The tool creates a database (rufus) with two tables. One table contains all the discovered permissions in the cluster and their last used time and resource. The second table contains workload mappings to their related identity and original_owner. The tool’s repository includes a descriptive readme with information regarding the results and insights, additional information on required permissions for each scenario, how to run the tool, and more. Figure 5 below diagrams the flow when running the tool.
How Cortex Cloud Can Help You Secure Your Cluster
Cortex® CloudTM offers the KSPM module dedicated to protecting your Kubernetes clusters. KSPM provides full visibility into the resources within your clusters in a unified view that enables you to review the assets in a broad manner while providing the granularity of examining individual assets and their configurations. It also provides prioritized and actionable security insights, spanning identified vulnerabilities or malware to discovered secrets and misconfigurations. What’s more, you can now use the open-source KIEMPossible to reduce the identity attack surface within your clusters.
Want to hear more? See Cortex Cloud’s KSPM for yourself with a demo customized to your interests.
FAQs
What is the biggest challenge to applying least access privileges in Kubernetes?
There are three main challenges: Entity Discovery, Permissions Discovery and Required Permissions Discovery. Kubernetes has no internal centralized directory for managing its identities, making the discovery process for users and groups quite complex. Due to the group inheritance concept, external integrations and complex concepts within the Kubernetes permissions structure (such as special verbs and sub resources), pinpointing individual entities’ specific permissions can present a challenge. As with any system, discovering the required permissions each workload requires for its intended business purpose has challenges such as dynamically changing requirements and/or permissions, complexity in understanding and mapping actions which the entity requires vs the minimal permissions required.
How can Cortex Cloud help with Kubernetes security?

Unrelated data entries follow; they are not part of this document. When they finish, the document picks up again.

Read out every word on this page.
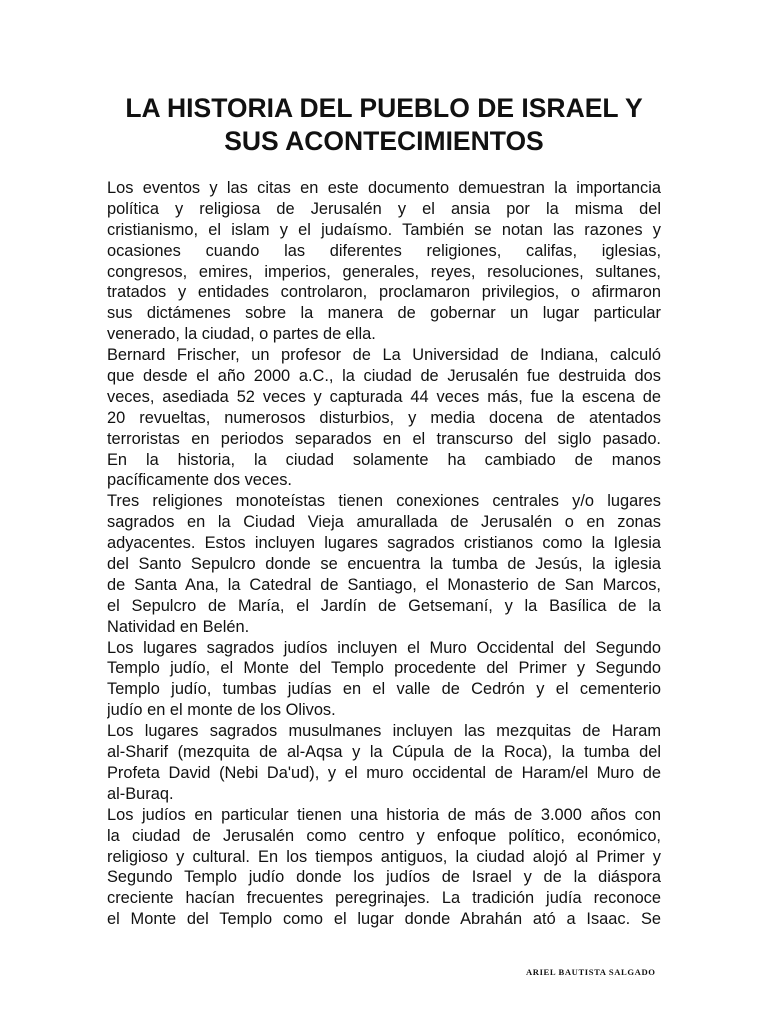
LA HISTORIA DEL PUEBLO DE ISRAEL Y
SUS ACONTECIMIENTOS
Los eventos y las citas en este documento demuestran la importancia
política y religiosa de Jerusalén y el ansia por la misma del
cristianismo, el islam y el judaísmo. También se notan las razones y
ocasiones cuando las diferentes religiones, califas, iglesias,
congresos, emires, imperios, generales, reyes, resoluciones, sultanes,
tratados y entidades controlaron, proclamaron privilegios, o afirmaron
sus dictámenes sobre la manera de gobernar un lugar particular
venerado, la ciudad, o partes de ella.
Bernard Frischer, un profesor de La Universidad de Indiana, calculó
que desde el año 2000 a.C., la ciudad de Jerusalén fue destruida dos
veces, asediada 52 veces y capturada 44 veces más, fue la escena de
20 revueltas, numerosos disturbios, y media docena de atentados
terroristas en periodos separados en el transcurso del siglo pasado.
En la historia, la ciudad solamente ha cambiado de manos
pacíficamente dos veces.
Tres religiones monoteístas tienen conexiones centrales y/o lugares
sagrados en la Ciudad Vieja amurallada de Jerusalén o en zonas
adyacentes. Estos incluyen lugares sagrados cristianos como la Iglesia
del Santo Sepulcro donde se encuentra la tumba de Jesús, la iglesia
de Santa Ana, la Catedral de Santiago, el Monasterio de San Marcos,
el Sepulcro de María, el Jardín de Getsemaní, y la Basílica de la
Natividad en Belén.
Los lugares sagrados judíos incluyen el Muro Occidental del Segundo
Templo judío, el Monte del Templo procedente del Primer y Segundo
Templo judío, tumbas judías en el valle de Cedrón y el cementerio
judío en el monte de los Olivos.
Los lugares sagrados musulmanes incluyen las mezquitas de Haram
al-Sharif (mezquita de al-Aqsa y la Cúpula de la Roca), la tumba del
Profeta David (Nebi Da'ud), y el muro occidental de Haram/el Muro de
al-Buraq.
Los judíos en particular tienen una historia de más de 3.000 años con
la ciudad de Jerusalén como centro y enfoque político, económico,
religioso y cultural. En los tiempos antiguos, la ciudad alojó al Primer y
Segundo Templo judío donde los judíos de Israel y de la diáspora
creciente hacían frecuentes peregrinajes. La tradición judía reconoce
el Monte del Templo como el lugar donde Abrahán ató a Isaac. Se
ARIEL BAUTISTA SALGADO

Cortex Cloud’s KSPM module allows full visibility into your clusters, both through a holistic unified overview, and a granular resource-by-resource view. Its prioritized and actionable security insights help you understand and mitigate the biggest risks to your clusters. Lastly, the open-source tool KIEMPossible helps you reduce the identity attack surface within your clusters.
What is KIEMPossible?
KIEMPossible is an open-source tool that allows visibility on entities, permissions and their usage within Kubernetes clusters and is designed to help identification and minimization of identity-related attack surfaces in Kubernetes.